Electrolyte-gated organic synapse transistor interfaced with neurons
Simon Desbief, Michele di Lauro, Stefano Casalini, David Guerin,, Silvia Tortorella, Marianna Barbalinardo, Adrica Kyndiah, Mauro Murgia,, Tobias Cramer, Fabio Biscarini, Dominique Vuillaume

TL;DR
This paper presents an electrolyte-gated organic synapse transistor that mimics biological synapses, capable of interfacing with neurons and maintaining synaptic plasticity even in the presence of neural cells.
Contribution
Introduction of a hybrid nanoparticle/organic synapse transistor with neuron-compatible response characteristics and stable short-term plasticity.
Findings
Device exhibits short-term plasticity at 50 mV spike voltage
Neuron-like cells can be cultured on the device without affecting its function
Device response time is in the tens of milliseconds
Abstract
We demonstrate an electrolyte-gated hybrid nanoparticle/organic synapstor (synapse-transistor, termed EGOS) that exhibits short-term plasticity as biological synapses.
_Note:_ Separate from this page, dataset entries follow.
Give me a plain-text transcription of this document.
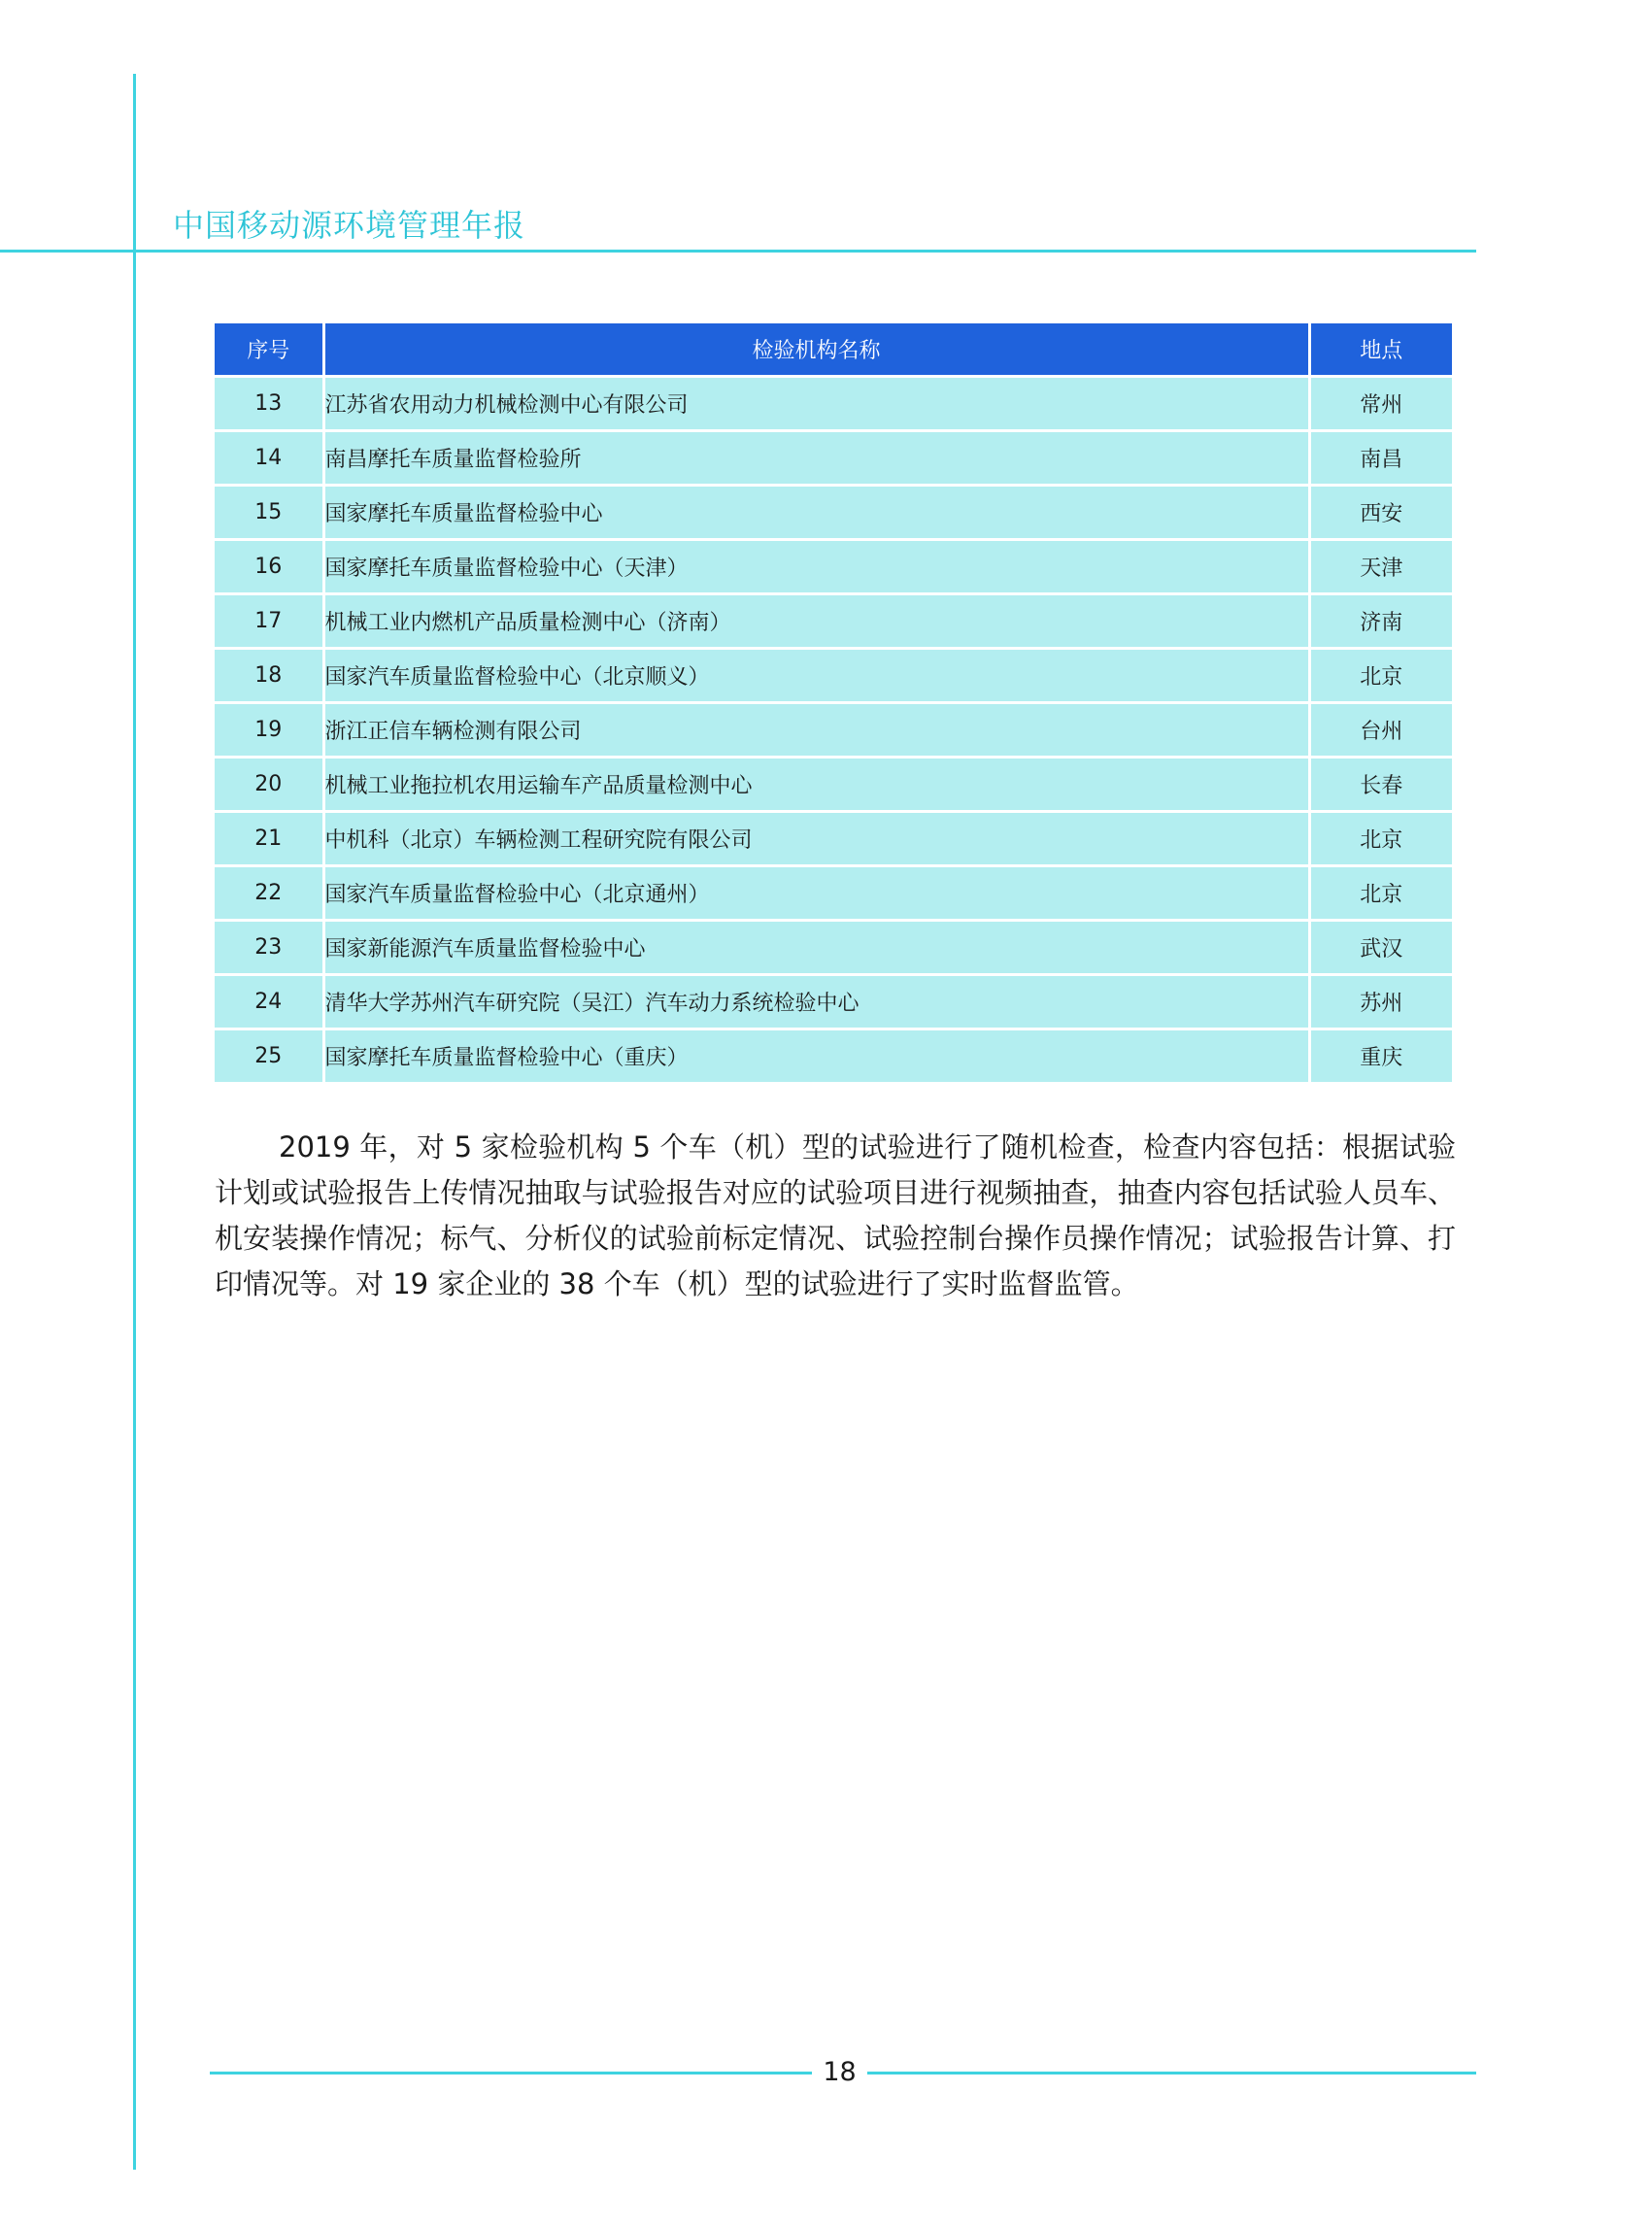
中国移动源环境管理年报
序号	检验机构名称	地点
13	江苏省农用动力机械检测中心有限公司	常州
14	南昌摩托车质量监督检验所	南昌
15	国家摩托车质量监督检验中心	西安
16	国家摩托车质量监督检验中心（天津）	天津
17	机械工业内燃机产品质量检测中心（济南）	济南
18	国家汽车质量监督检验中心（北京顺义）	北京
19	浙江正信车辆检测有限公司	台州
20	机械工业拖拉机农用运输车产品质量检测中心	长春
21	中机科（北京）车辆检测工程研究院有限公司	北京
22	国家汽车质量监督检验中心（北京通州）	北京
23	国家新能源汽车质量监督检验中心	武汉
24	清华大学苏州汽车研究院（吴江）汽车动力系统检验中心	苏州
25	国家摩托车质量监督检验中心（重庆）	重庆

2019 年，对 5 家检验机构 5 个车（机）型的试验进行了随机检查，检查内容包括：根据试验计划或试验报告上传情况抽取与试验报告对应的试验项目进行视频抽查，抽查内容包括试验人员车、机安装操作情况；标气、分析仪的试验前标定情况、试验控制台操作员操作情况；试验报告计算、打印情况等。对 19 家企业的 38 个车（机）型的试验进行了实时监督监管。

18
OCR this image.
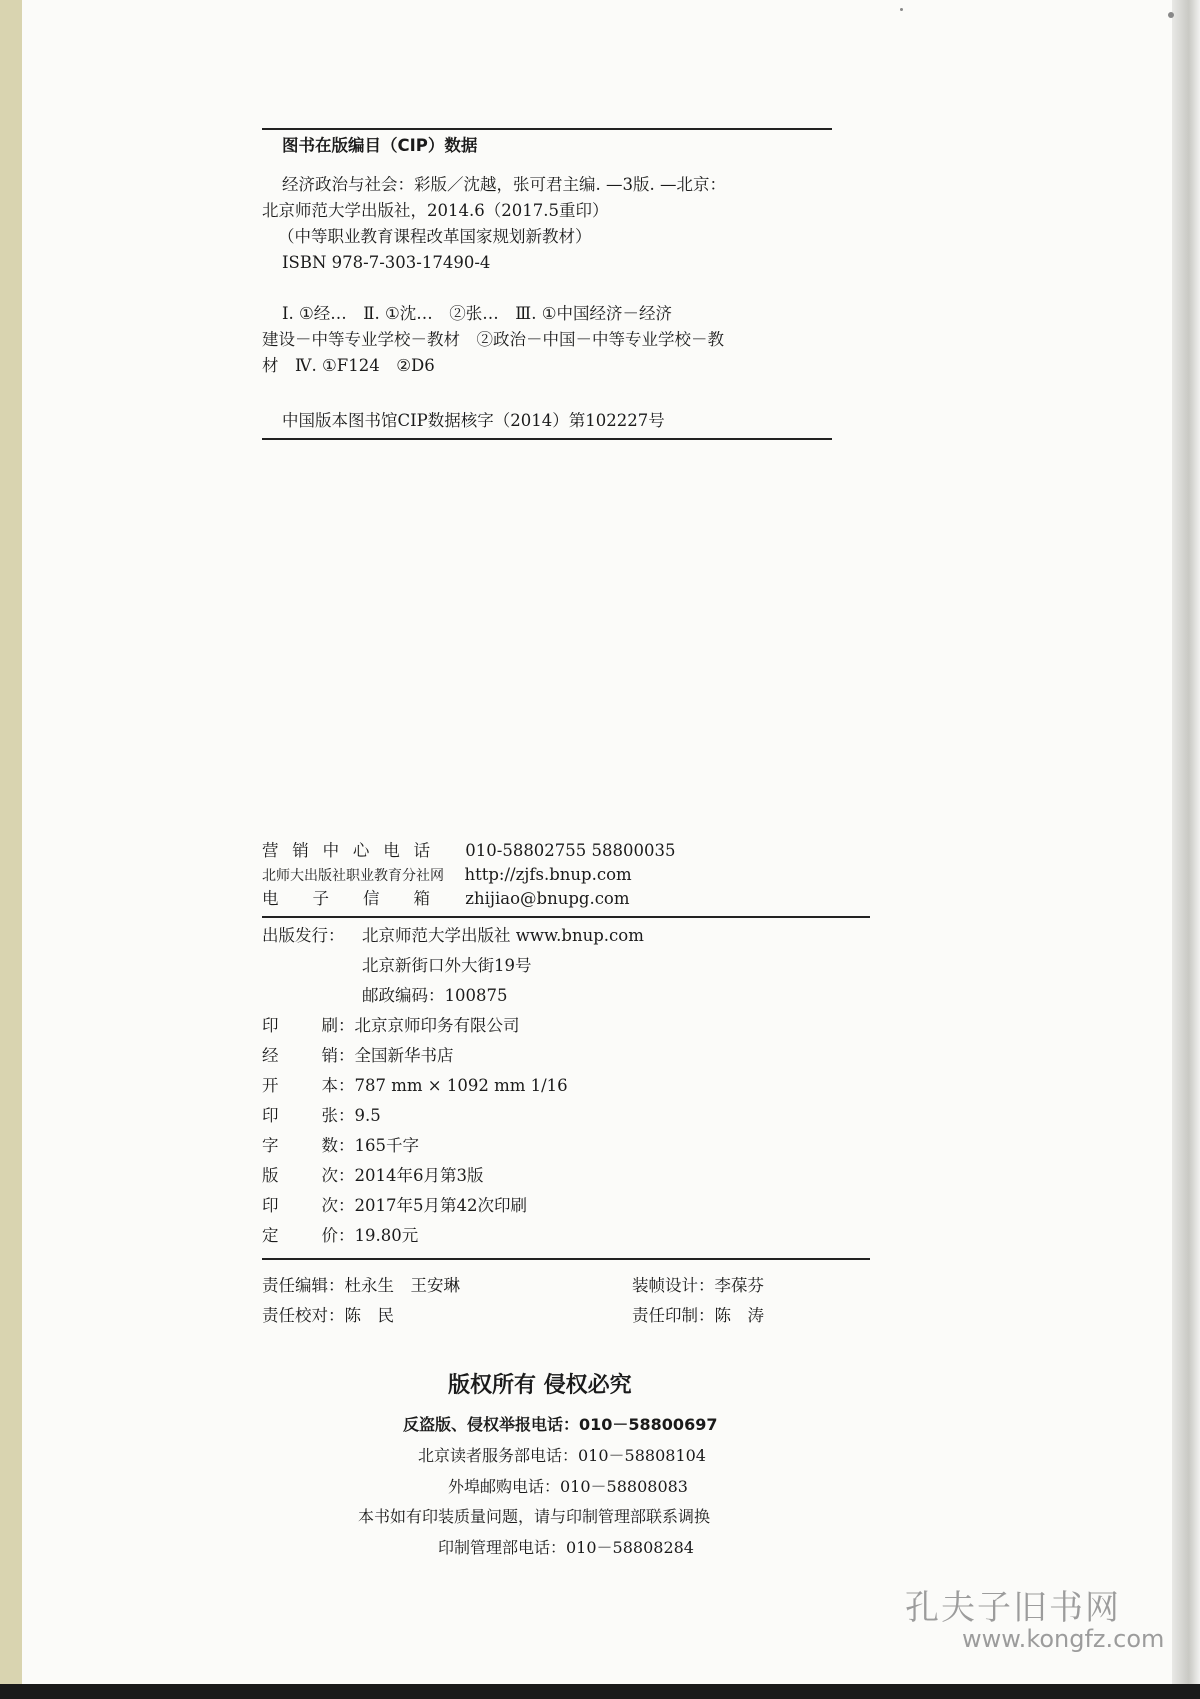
图书在版编目（CIP）数据
经济政治与社会：彩版／沈越，张可君主编. —3版. —北京：
北京师范大学出版社，2014.6（2017.5重印）
（中等职业教育课程改革国家规划新教材）
ISBN 978-7-303-17490-4
Ⅰ. ①经…　Ⅱ. ①沈…　②张…　Ⅲ. ①中国经济－经济
建设－中等专业学校－教材　②政治－中国－中等专业学校－教
材　Ⅳ. ①F124　②D6
中国版本图书馆CIP数据核字（2014）第102227号
营销中心电话 010-58802755 58800035
北师大出版社职业教育分社网 http://zjfs.bnup.com
电子信箱 zhijiao@bnupg.com
出版发行： 北京师范大学出版社 www.bnup.com
北京新街口外大街19号
邮政编码：100875
印　刷：北京京师印务有限公司
经　销：全国新华书店
开　本：787 mm × 1092 mm 1/16
印　张：9.5
字　数：165千字
版　次：2014年6月第3版
印　次：2017年5月第42次印刷
定　价：19.80元
责任编辑：杜永生　王安琳	装帧设计：李葆芬
责任校对：陈　民	责任印制：陈　涛
版权所有 侵权必究
反盗版、侵权举报电话：010－58800697
北京读者服务部电话：010－58808104
外埠邮购电话：010－58808083
本书如有印装质量问题，请与印制管理部联系调换
印制管理部电话：010－58808284
孔夫子旧书网
www.kongfz.com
The response of EGOS makes it suitable to be interfaced with neurons: short-term plasticity is observed at spike voltage as low as 50 mV (in a par with the amplitude of action potential in neurons) and with a typical response time in the range of tens milliseconds. Human neuroblastoma stem cells are adhered and differentiated into neurons on top of EGOS. We observe that the presence of the cells does not alter short-term plasticity of the device.